Accepted for/Published in: JMIR Research Protocols
Date Submitted: Dec 2, 2024
Date Accepted: May 5, 2025
A methodological framework and exemplar protocol for the collection and analysis of repeated speech samples
ABSTRACT
Background:
Speech and language biomarkers have the potential to be regular, objective assessments of symptom severity in several neurological and mental health conditions, both in-clinic and remotely using mobile devices. However, the complex nature of speech and often subtle changes associated with health mean that findings are highly dependent on methodological and cohort choices.
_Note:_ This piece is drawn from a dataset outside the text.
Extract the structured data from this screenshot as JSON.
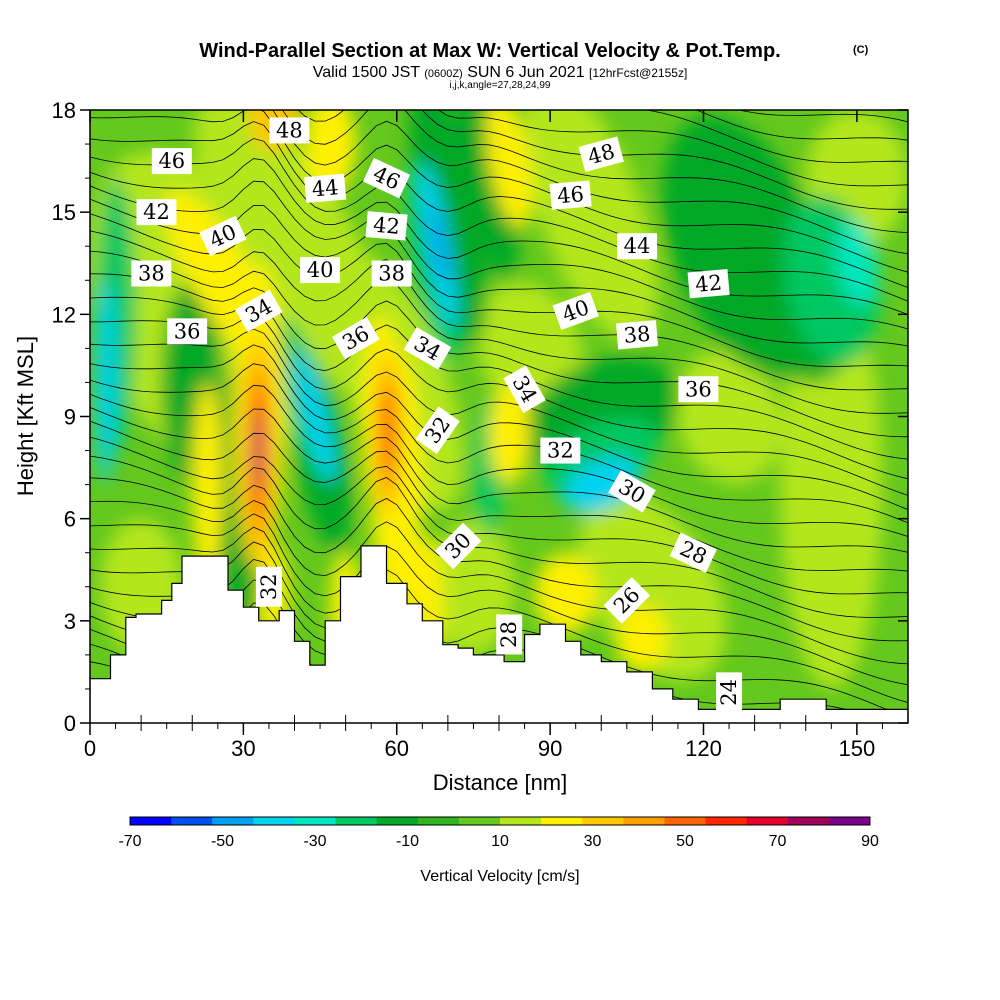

These are often not reported adequately in studies investigating speech-based health assessment, which (i) hinders the progress of methodological speech research, (ii) prevents replication, and (iii) makes the definitive identification of robust biomarkers problematic.
Objective:
1. To facilitate replicable speech research by presenting an adaptable speech collection and analytical method and design checklist for other researchers to adapt for their own experiments. 2. To develop and apply an exemplar protocol that reduces and controls for confounding factors in repeated recordings of healthy speech, including device choice, speech elicitation task and non-pathological variability.
Methods:
We developed a collection protocol based on a thematic literature review. Our protocol comprises the elicitation of (1) read speech, (2) held vowels, and (3) a picture description. With a focus towards remote applications, we collected speech with different devices: a freestanding condenser microphone, three smartphones and a headset. We developed and report in detail a pipeline to extract a set of 14 exemplar speech features, also chosen via a thematic literature review, that cover timing, prosodic, quality, articulatory, and spectral characteristics of speech.
Results:
We collected healthy speech from 28 individuals three times in one day, repeated at the same times 8-11 weeks later, and from 25 individuals on three days in one week at fixed times. Participant characteristics collected included sex, age, native language status, and the participant’s voice use habits. Before each recording, we collected information on recent voice use, food and drink intake, and emotional state. Recording times were also documented. Values of the extracted features are presented providing a resource of normative values.
Conclusions:
Speech data collection, processing, analysis and reporting towards clinical research and practice varies widely, motivating this report and speech collection protocol design checklist. Greater harmonization of study protocols and consistent reporting are urgently required to translate speech processing into clinical research and practice.